Photographie im Verlage von Braun, Clément & Cie. in Dornach, Vertreter Hugo Grosser in Leipzig.

Die Sixtinische Madonna.
Nach dem Gemälde von Rafael.

[840] Die Sixtinische Madonna. (Zu dem Bilde S. 824 und 825.) Eine Festgabe will unser heutiges Blatt in doppelter Beziehung sein: nicht allein das in der Christnacht auf Erden erschienene Jesuskind will sie den Lesern vor Augen führen, sondern seine Verkörperung durch jenes Bild, dessen mächtiger Eindruck auf die Menschenseele ganz ebenso wirkt wie das hohe Fest selbst: der Lärm des Werkeltages verstummt vor ihm, und andachtsvolle Stille, ein beglücktes Gefühl der Erlösung von Erdenschwere breitet sich friedevoll in der Seele aus. Dies empfindet jeder, der in den Raum der Dresdener Gallerie eintritt, den die Sixtinische Madonna mit ihrer überirdischen Schönheit wie ein Heiligtum verklärt.

Rafael selbst, so viele Madonnen er vorher und nachher malte, hat den Gipfel dieser Leistung nicht zum zweitenmal erreicht; es müssen die glücklichsten inneren und äußeren Umstände seines vom Schicksal so reich begünstigten Lebens zusammen gewirkt haben, um einen solchen Guß aus dem Vollen, eine solche höchste Verkörperung menschlichen und göttlichen Wesens in einem Zuge aus der Schöpferkraft seines Innersten hervorbrechen zu lassen.

Die glücklichen ersten Besitzer waren die Benediktiner des Klosters S. Sisto in Piacenza, welche bei Rafael das Bild der Madonna mit dem heiligen Papst Sixtus und der heiligen Barbara als Altarblatt bestellten. Gemalt ist das 2,65 m hohe und 1,96 m breite Bild um das Jahr 1515. Man setzte seine Entstehung früher in das Jahr 1518–19, kurz vor Rafaels Tod, weil man gern annahm, daß dieses höchste seiner Madonnenbilder auch das letzte gewesen sei; diese Annahme ist jedoch, wie Springer in seinem Werke „Rafael und Michelangelo“ mit zwingenden Gründen nachweist, irrig. Zweifellos ist das Ganze von seiner eigenen Hand gemalt, obwohl ihn damals schon der ungeheure Andrang von päpstlichen und andern Bestellungen nötigte, die angelegten Entwürfe von Schülern ausführen zu lassen.
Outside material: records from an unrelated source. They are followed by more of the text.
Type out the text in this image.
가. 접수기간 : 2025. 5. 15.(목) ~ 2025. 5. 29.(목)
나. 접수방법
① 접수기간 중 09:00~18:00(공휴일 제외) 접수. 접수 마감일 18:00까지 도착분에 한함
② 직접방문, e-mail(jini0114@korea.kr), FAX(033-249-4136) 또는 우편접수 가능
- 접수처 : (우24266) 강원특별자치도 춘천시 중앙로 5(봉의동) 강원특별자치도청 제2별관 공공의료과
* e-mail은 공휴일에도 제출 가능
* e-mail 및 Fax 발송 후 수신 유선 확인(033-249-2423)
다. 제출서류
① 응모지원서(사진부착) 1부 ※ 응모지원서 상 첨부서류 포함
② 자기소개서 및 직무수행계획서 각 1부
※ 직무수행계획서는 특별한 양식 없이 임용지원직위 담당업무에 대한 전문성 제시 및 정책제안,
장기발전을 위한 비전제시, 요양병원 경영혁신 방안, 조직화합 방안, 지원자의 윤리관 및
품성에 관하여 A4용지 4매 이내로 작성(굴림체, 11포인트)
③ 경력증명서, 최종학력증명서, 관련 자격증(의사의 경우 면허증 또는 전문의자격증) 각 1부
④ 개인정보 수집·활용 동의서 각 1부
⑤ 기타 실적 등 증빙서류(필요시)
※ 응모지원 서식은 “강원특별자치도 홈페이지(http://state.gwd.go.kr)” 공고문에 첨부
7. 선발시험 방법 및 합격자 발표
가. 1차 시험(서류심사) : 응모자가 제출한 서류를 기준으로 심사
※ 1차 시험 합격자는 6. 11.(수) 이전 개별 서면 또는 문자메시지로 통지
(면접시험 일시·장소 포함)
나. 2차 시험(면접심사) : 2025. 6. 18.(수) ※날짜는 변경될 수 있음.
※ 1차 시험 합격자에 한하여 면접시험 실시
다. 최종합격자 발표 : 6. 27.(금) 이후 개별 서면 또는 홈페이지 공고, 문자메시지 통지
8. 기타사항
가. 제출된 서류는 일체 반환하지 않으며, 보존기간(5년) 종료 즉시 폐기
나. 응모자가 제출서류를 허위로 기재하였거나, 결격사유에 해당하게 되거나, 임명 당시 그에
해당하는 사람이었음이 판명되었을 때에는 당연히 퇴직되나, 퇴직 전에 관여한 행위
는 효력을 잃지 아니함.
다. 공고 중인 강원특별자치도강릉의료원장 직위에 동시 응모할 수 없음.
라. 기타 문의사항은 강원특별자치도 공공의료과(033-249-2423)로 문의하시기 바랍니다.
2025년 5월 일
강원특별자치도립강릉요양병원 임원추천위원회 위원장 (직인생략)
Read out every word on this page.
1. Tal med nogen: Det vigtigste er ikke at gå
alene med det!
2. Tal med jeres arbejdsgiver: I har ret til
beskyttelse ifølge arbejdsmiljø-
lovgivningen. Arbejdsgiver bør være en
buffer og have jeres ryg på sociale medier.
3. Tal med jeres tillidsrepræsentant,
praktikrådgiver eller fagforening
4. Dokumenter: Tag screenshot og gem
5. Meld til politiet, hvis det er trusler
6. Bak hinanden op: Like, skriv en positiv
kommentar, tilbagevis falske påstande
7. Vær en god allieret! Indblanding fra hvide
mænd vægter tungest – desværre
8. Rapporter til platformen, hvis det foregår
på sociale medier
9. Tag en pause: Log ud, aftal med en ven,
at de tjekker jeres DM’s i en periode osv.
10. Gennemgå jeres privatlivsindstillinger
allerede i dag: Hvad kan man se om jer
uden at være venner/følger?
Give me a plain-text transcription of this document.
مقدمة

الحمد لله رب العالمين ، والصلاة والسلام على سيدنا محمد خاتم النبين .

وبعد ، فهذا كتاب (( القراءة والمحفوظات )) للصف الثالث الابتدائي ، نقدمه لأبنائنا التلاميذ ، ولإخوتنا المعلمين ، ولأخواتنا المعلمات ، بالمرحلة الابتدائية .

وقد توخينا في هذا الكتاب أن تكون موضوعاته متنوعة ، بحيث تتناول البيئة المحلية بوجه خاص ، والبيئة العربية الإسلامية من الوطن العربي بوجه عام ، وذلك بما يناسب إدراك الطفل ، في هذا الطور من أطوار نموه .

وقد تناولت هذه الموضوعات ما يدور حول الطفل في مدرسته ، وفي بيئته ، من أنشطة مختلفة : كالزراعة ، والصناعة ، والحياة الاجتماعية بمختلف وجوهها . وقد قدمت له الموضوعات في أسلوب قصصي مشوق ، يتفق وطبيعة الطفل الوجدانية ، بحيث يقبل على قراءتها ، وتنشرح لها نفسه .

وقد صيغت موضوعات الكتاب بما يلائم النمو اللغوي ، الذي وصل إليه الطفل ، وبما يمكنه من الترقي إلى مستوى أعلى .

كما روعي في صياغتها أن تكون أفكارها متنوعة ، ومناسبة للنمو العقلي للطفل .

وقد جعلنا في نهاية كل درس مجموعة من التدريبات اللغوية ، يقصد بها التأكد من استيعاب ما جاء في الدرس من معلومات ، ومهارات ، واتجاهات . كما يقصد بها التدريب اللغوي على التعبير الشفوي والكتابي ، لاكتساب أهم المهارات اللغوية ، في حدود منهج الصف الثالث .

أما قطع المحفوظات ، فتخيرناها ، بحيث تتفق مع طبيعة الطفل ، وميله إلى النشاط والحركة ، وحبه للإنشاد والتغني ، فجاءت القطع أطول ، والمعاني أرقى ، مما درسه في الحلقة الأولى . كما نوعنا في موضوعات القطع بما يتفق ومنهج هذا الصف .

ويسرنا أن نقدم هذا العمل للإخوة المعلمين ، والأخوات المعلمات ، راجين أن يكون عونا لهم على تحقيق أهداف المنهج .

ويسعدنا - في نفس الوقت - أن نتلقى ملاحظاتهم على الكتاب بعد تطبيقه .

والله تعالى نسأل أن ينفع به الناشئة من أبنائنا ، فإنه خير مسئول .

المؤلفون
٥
Die Farben dieses herrlichen Bildes sind mit so leichten und breiten Strichen aufgetragen, daß es, gegen das Licht gesehen, transparent erscheint.

Die Madonna thront nicht, wie auf anderen Bildern Rafaels, umgeben von Heiligen, mit dem Jesusknaben auf dem Schoß, sondern sie schwebt, gleichsam in einer Vision angeschaut, aus dem Hintergrund des von unzähligen Engelsköpfchen erfüllten Himmels hervor. Der zu beiden Seiten zurückgezogene Vorhang gestattet irdischen Blicken das Eindringen in die himmlische Herrlichkeit. Die Jungfrau trägt den herkömmlichen blauen Mantel über rotem Unterkleid, ein lichtgrauer Schleier wölbt sich, durch den Luftzug gespannt, vom Haupt über die Schultern nieder. Die großen Augen sind geradeaus gerichtet mit einem von keiner Nachbildung erreichten wunderbaren Ausdruck von Unschuld und stiller Hoheit. Sie hält auf den Armen den Welterlöser in Kindesgestalt, sie drückt ihn nicht mit mütterlicher Zärtlichkeit ans Herz, sondern trägt ihn der Menschheit entgegen. Aus seinen ebenfalls dem Beschauer voll entgegenleuchtenden Augen spricht rein und groß die göttliche Natur, der schöne Kinderkörper hat bei aller Weichheit nichts mit kindlicher Hilflosigkeit gemein. Rechts von der Madonna kniet der prachtvolle päpstliche Greis im Goldbrokatgewand, er hat seine Tiara auf die Schranke gestellt, welche den himmlischen Vorgang von der irdischen Welt scheidet, mit erhobenem Haupte deutet er fürbittend heraus auf die gläubige Gemeinde. Die heilige Barbara hält, in Andacht versunken, demutsvoll die Blicke gesenkt. Unten aber auf die Schranke stützen sich die beiden liebreizenden Engelknaben, deren naive Anmut die erschütternde Großartigkeit des Bildes so überaus wohlthuend abschließt.